Lo que ocurrió después con este
ager publicus
lo explica Apiano en
Las guerras civiles
:

Esto [ofrecer el
ager publicus
a quien lo quisiera cultivar] lo hicieron para que se multiplicara la raza itálica, a la que consideraban la más dura, pensando que así tendrían muchos aliados en casa. Pero ocurrió justo lo contrario. Pues los ricos, que ya habían ocupado la mayor parte del
ager publicus
y esperaban que con el tiempo se les reconociera su propiedad, se dedicaron a añadir a sus propias posesiones las parcelas vecinas y más reducidas de los pobres. En parte lo hicieron comprándolas y en parte quitándoselas por la fuerza. De este modo, al final, poseían extensas fincas en lugar de pequeñas parcelas.

Además, empezaron a comprar esclavos como labradores y pastores para evitar que el ejército les arrebatara a los trabajadores de condición libre. Poseer esclavos les reportó grandes beneficios, pues tenían muchos hijos y se multiplicaban sin riesgo, ya que no tenían que hacer el servicio militar.

Por estas causas, los poderosos se enriquecieron muchísimo y el campo se llenó de esclavos. En cambio, los itálicos sufrían de despoblación y falta de varones, ya que los diezmaban la pobreza, los impuestos y el servicio militar. Y si a veces conseguían aliviarse de estas cargas, se encontraban en paro, porque la tierra estaba en poder de los ricos, que se servían de esclavos para trabajarla y no de hombres libres. (BC, 1.7).

El servicio militar era una de las claves, el principio y el final de los males. La Segunda Guerra Púnica exigió a la República un enorme esfuerzo en hombres, aparte de cobrarse muchísimas bajas. Pero cuando terminó, Roma siguió embarcada en conflictos por todo el Mediterráneo. Cada año mantenía movilizados a cerca de cincuenta mil soldados, y a veces más, lo que suponía entre el 15 y el 20 por ciento de sus ciudadanos varones.

Esos hombres que servían en las legiones pertenecían a la clase llamada de los
adsidui
, propietarios con un mínimo de patrimonio, ya que tenían que pagarse su equipo. Es cierto que el Estado les daba una paga, pero esta era muy exigua y además se les descontaba el coste de la ropa y el equipo.

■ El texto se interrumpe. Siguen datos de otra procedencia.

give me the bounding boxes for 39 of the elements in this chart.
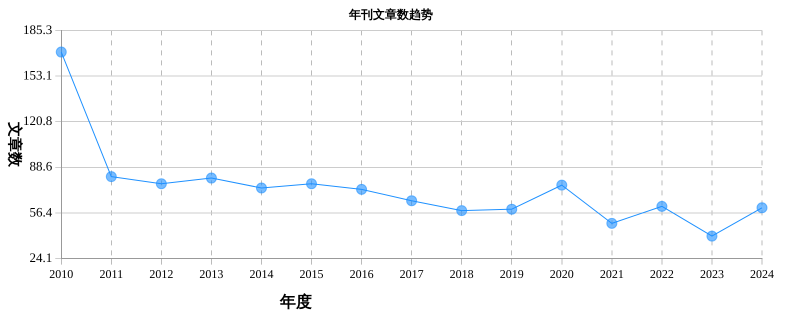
x-tick-label: 2018 bbox=[450, 266, 474, 281]
point bbox=[156, 178, 167, 190]
x-tick-label: 2020 bbox=[550, 266, 574, 281]
x-tick-label: 2012 bbox=[149, 266, 174, 281]
point bbox=[406, 195, 418, 206]
point bbox=[756, 202, 768, 214]
y-axis-title: 文章数 bbox=[5, 122, 24, 167]
x-tick-label: 2011 bbox=[100, 266, 124, 281]
y-tick-label: 153.1 bbox=[23, 67, 52, 82]
point bbox=[556, 180, 568, 191]
x-tick-label: 2019 bbox=[500, 266, 524, 281]
chart-title: 年刊文章数趋势 bbox=[348, 7, 433, 22]
y-tick-label: 24.1 bbox=[30, 250, 52, 266]
y-tick-label: 56.4 bbox=[30, 204, 53, 220]
point bbox=[56, 46, 67, 58]
x-tick-label: 2010 bbox=[49, 266, 74, 281]
x-tick-label: 2016 bbox=[350, 266, 374, 281]
point bbox=[656, 200, 668, 212]
x-tick-label: 2024 bbox=[750, 266, 774, 281]
point bbox=[606, 218, 618, 229]
x-tick-label: 2023 bbox=[700, 266, 724, 281]
x-tick-label: 2013 bbox=[199, 266, 224, 281]
point bbox=[706, 230, 718, 242]
point bbox=[256, 182, 267, 194]
x-tick-label: 2014 bbox=[249, 266, 274, 281]
x-tick-label: 2022 bbox=[650, 266, 674, 281]
point bbox=[306, 178, 318, 190]
point bbox=[506, 204, 518, 215]
x-tick-label: 2021 bbox=[600, 266, 624, 281]
point bbox=[106, 171, 117, 182]
x-tick-label: 2017 bbox=[400, 266, 424, 281]
x-tick-label: 2015 bbox=[300, 266, 324, 281]
point bbox=[356, 184, 368, 195]
point bbox=[206, 172, 217, 184]
y-tick-label: 88.6 bbox=[30, 158, 53, 174]
point bbox=[456, 205, 468, 216]
y-tick-label: 185.3 bbox=[23, 22, 52, 37]
x-axis-title: 年度 bbox=[280, 292, 312, 313]
y-tick-label: 120.8 bbox=[23, 113, 52, 128]
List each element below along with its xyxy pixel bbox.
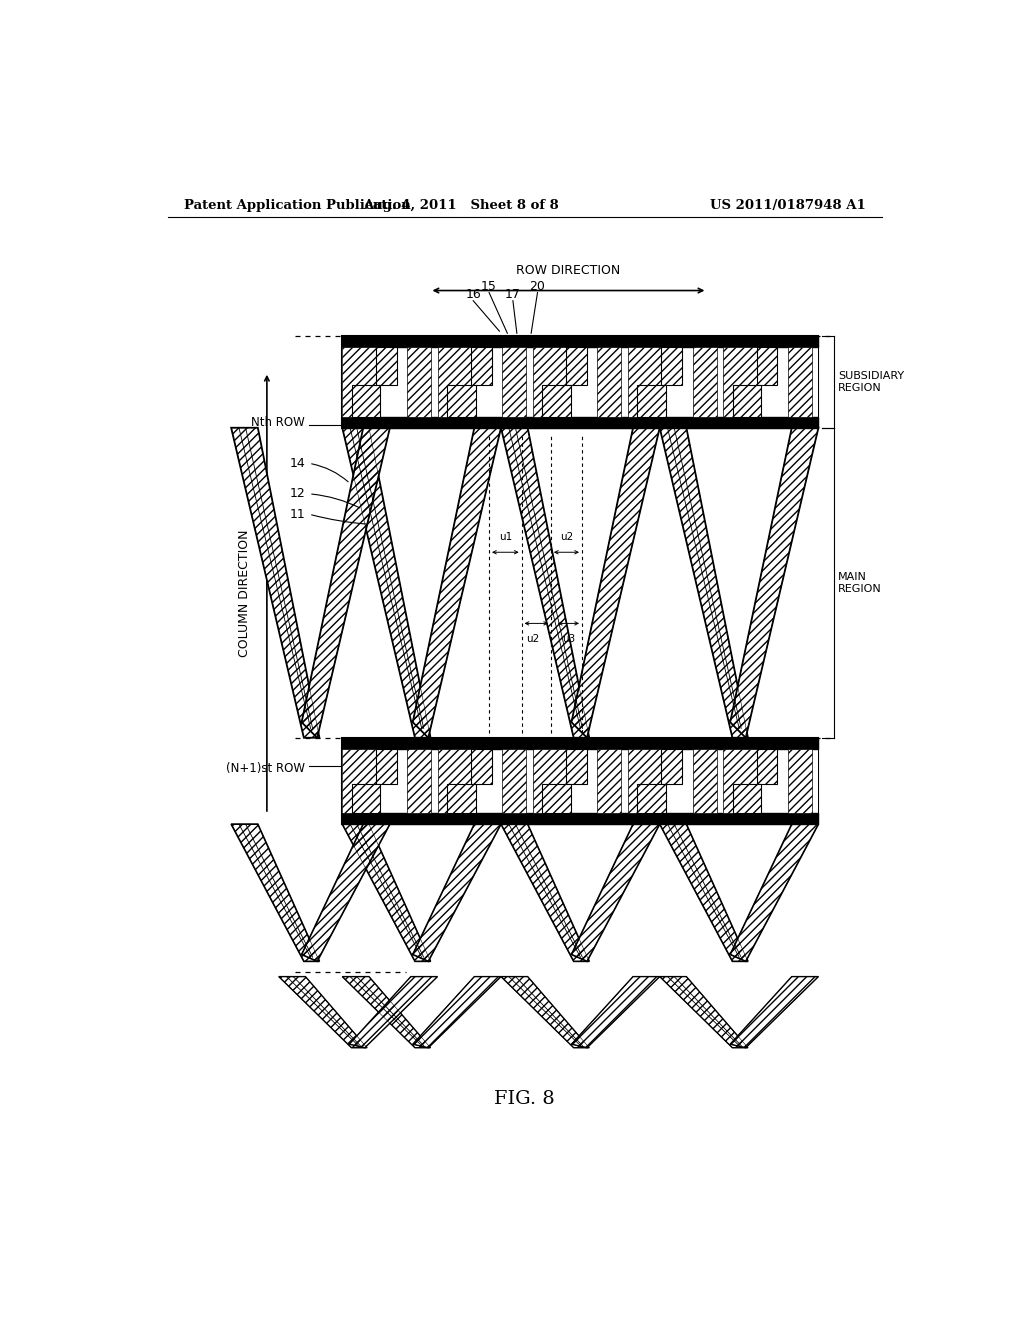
Polygon shape: [501, 977, 589, 1048]
Bar: [342, 347, 818, 417]
Bar: [376, 347, 396, 385]
Bar: [532, 748, 566, 813]
Text: COLUMN DIRECTION: COLUMN DIRECTION: [239, 529, 251, 656]
Text: 20: 20: [529, 280, 546, 293]
Bar: [502, 748, 526, 813]
Bar: [662, 748, 682, 784]
Text: FIG. 8: FIG. 8: [495, 1089, 555, 1107]
Bar: [342, 748, 818, 813]
Bar: [342, 738, 818, 824]
Text: 12: 12: [289, 487, 305, 500]
Bar: [757, 748, 777, 784]
Bar: [723, 347, 757, 417]
Bar: [437, 748, 471, 813]
Bar: [342, 748, 376, 813]
Bar: [471, 347, 492, 385]
Bar: [638, 385, 666, 417]
Bar: [597, 748, 622, 813]
Bar: [447, 784, 475, 813]
Bar: [543, 385, 570, 417]
Bar: [662, 347, 682, 385]
Text: Nth ROW: Nth ROW: [251, 416, 305, 429]
Bar: [342, 417, 818, 428]
Text: Patent Application Publication: Patent Application Publication: [183, 198, 411, 211]
Bar: [723, 748, 757, 813]
Text: ROW DIRECTION: ROW DIRECTION: [516, 264, 621, 277]
Bar: [352, 385, 380, 417]
Bar: [566, 347, 587, 385]
Bar: [502, 347, 526, 417]
Polygon shape: [342, 977, 430, 1048]
Text: US 2011/0187948 A1: US 2011/0187948 A1: [711, 198, 866, 211]
Polygon shape: [659, 824, 748, 961]
Text: u3: u3: [562, 634, 575, 644]
Bar: [376, 748, 396, 784]
Bar: [407, 748, 431, 813]
Text: 16: 16: [465, 288, 481, 301]
Polygon shape: [730, 824, 818, 961]
Text: 14: 14: [289, 457, 305, 470]
Polygon shape: [659, 977, 748, 1048]
Bar: [447, 385, 475, 417]
Polygon shape: [730, 977, 818, 1048]
Text: u1: u1: [499, 532, 512, 543]
Polygon shape: [342, 428, 430, 738]
Bar: [352, 784, 380, 813]
Bar: [407, 347, 431, 417]
Bar: [787, 347, 812, 417]
Bar: [342, 337, 818, 347]
Polygon shape: [302, 824, 390, 961]
Text: u2: u2: [525, 634, 539, 644]
Polygon shape: [501, 824, 589, 961]
Text: SUBSIDIARY
REGION: SUBSIDIARY REGION: [839, 371, 904, 393]
Text: 15: 15: [481, 280, 497, 293]
Polygon shape: [231, 428, 319, 738]
Bar: [566, 748, 587, 784]
Polygon shape: [279, 977, 367, 1048]
Text: 17: 17: [505, 288, 521, 301]
Bar: [628, 748, 662, 813]
Bar: [597, 347, 622, 417]
Text: MAIN
REGION: MAIN REGION: [839, 572, 882, 594]
Polygon shape: [659, 428, 748, 738]
Text: (N+1)st ROW: (N+1)st ROW: [226, 762, 305, 775]
Polygon shape: [413, 824, 501, 961]
Polygon shape: [413, 977, 501, 1048]
Bar: [733, 385, 761, 417]
Polygon shape: [571, 824, 659, 961]
Polygon shape: [413, 428, 501, 738]
Bar: [342, 337, 818, 428]
Bar: [342, 738, 818, 748]
Text: u2: u2: [560, 532, 573, 543]
Text: Aug. 4, 2011   Sheet 8 of 8: Aug. 4, 2011 Sheet 8 of 8: [364, 198, 559, 211]
Bar: [757, 347, 777, 385]
Bar: [692, 347, 717, 417]
Polygon shape: [730, 428, 818, 738]
Bar: [471, 748, 492, 784]
Polygon shape: [302, 428, 390, 738]
Bar: [692, 748, 717, 813]
Bar: [342, 347, 376, 417]
Bar: [628, 347, 662, 417]
Polygon shape: [571, 428, 659, 738]
Bar: [437, 347, 471, 417]
Polygon shape: [571, 977, 659, 1048]
Bar: [532, 347, 566, 417]
Polygon shape: [501, 428, 589, 738]
Polygon shape: [231, 824, 319, 961]
Bar: [342, 813, 818, 824]
Text: 11: 11: [289, 508, 305, 520]
Bar: [733, 784, 761, 813]
Polygon shape: [349, 977, 437, 1048]
Bar: [638, 784, 666, 813]
Bar: [787, 748, 812, 813]
Polygon shape: [342, 824, 430, 961]
Bar: [543, 784, 570, 813]
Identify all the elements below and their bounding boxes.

La mayoría de esos soldados eran dueños de pequeñas y medianas plantaciones. Para su desgracia, el momento ideal para hacer la guerra coincidía con la mayoría de las labores agrícolas, por lo que tenían que ausentarse de sus campos en el momento crítico (hay que añadir que eso no era una novedad del siglo
II
, pues ya ocurría antes cuando combatían únicamente en tierras de Italia).

En teoría, el máximo de campañas que podía servir un ciudadano era de dieciséis. Pero a partir del año 200 los escenarios bélicos se hallaban cada vez más alejados, por lo que los soldados no regresaban a Italia ni siquiera en invierno. En la práctica, las supuestas dieciséis campañas estacionales se fundían en un servicio continuo que duraba entre cuatro y seis años. Pero si la situación lo exigía, incluso soldados que ya habían cumplido este tiempo podían ser reenganchados otra vez. Si de los generales dependía, preferían alistar de nuevo a soldados veteranos, que ofrecían mejores prestaciones en combate.